Wie die EUMIES Awards Young Talent 2025 neue Wege in der Architekturausbildung aufzeigen

Zwischen Akademie und Praxis: Ein neues Bildungsverständnis

Die im Palazzo Mora in Venedig präsentierten Abschlussarbeiten der EUMIES Awards Young Talent 2025 markieren einen Wendepunkt in der europäischen Architekturausbildung. Mit drei prämierten Projekten – Brave New Axis aus Athen, Forest & Phoenix aus Berlin und Hotel Interim aus Weimar – demonstriert die aktuelle Ausgabe des renommierten Nachwuchspreises, wie zeitgenössische Wissensvermittlung in der Architektur funktioniert: nicht als isolierte akademische Übung, sondern als dialogischer Prozess zwischen Studierenden, Lehrenden und gesellschaftlichen Herausforderungen.

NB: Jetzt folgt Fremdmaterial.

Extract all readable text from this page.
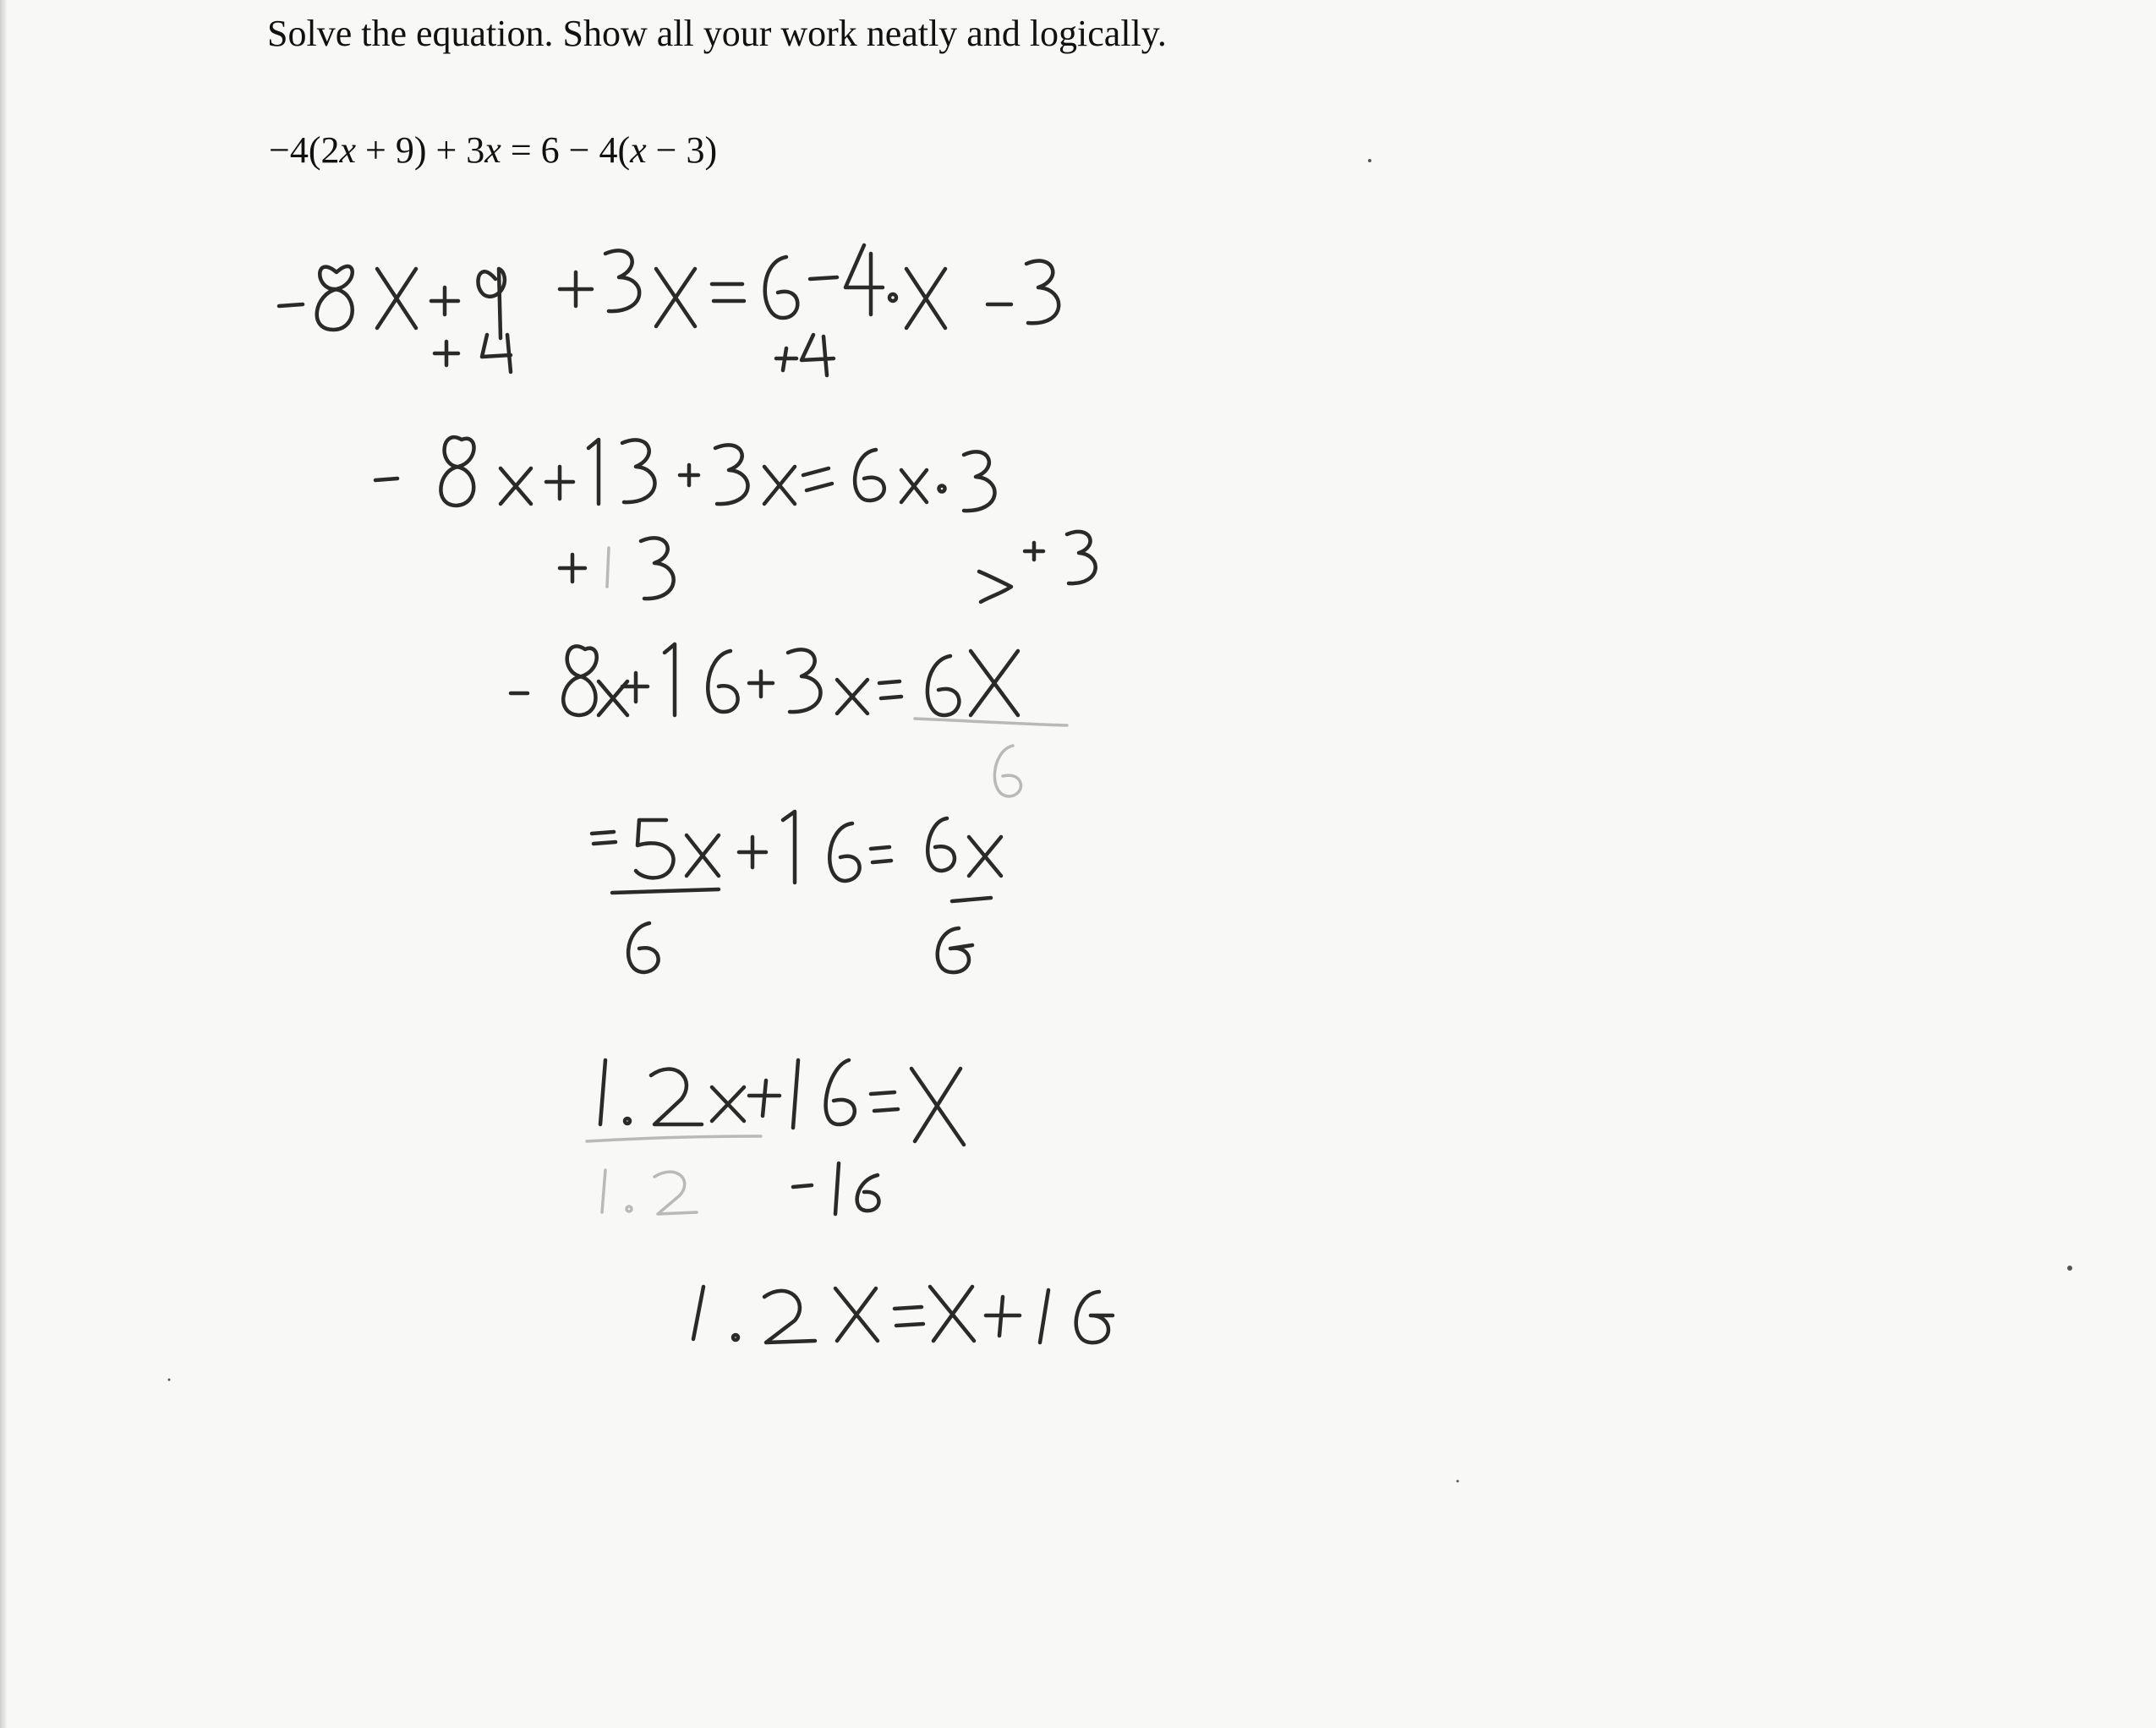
Solve the equation. Show all your work neatly and logically.
−4(2x + 9) + 3x = 6 − 4(x − 3)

Was die 12 nominierten Arbeiten aus 11 Hochschulen und 7 Ländern verbindet, ist ihre konsequente Auseinandersetzung mit den drängenden Fragen unserer Zeit. Die Jury betont, dass diese Generation von Architektinnen und Architekten eine besondere Sensibilität für die Komplexität zeitgenössischer Gesellschaften entwickelt hat. Diese Beobachtung wirft ein bezeichnendes Licht auf die Transformation der Architekturausbildung: Weg von der reinen Formlehre, hin zu einem integrativen Bildungsansatz, der soziale, ökologische und kulturelle Dimensionen gleichberechtigt behandelt.

Masterprogramme als Experimentierfelder

Die Struktur der EUMIES Awards spiegelt die Bedeutung der Masterprogramme als zentrale Innovationslabore wider. Zwischen Januar 2023 und Dezember 2024 entstanden die eingereichten Arbeiten – ein Zeitraum, der von multiplen Krisen geprägt war. Gerade diese Herausforderungen haben die Studierenden zu radikalen Ansätzen inspiriert. Das Projekt Brave New Axis etwa dekonstruiert Athens historisches Stadtgefüge von 1833 und schafft neue räumliche Verbindungen, die Inklusivität und Mobilität fördern. Solche Ansätze entstehen nicht im Vakuum, sondern durch interdisziplinäre Lehrmethoden, die Geschichte, Technologie und Sozialwissenschaften verschränken.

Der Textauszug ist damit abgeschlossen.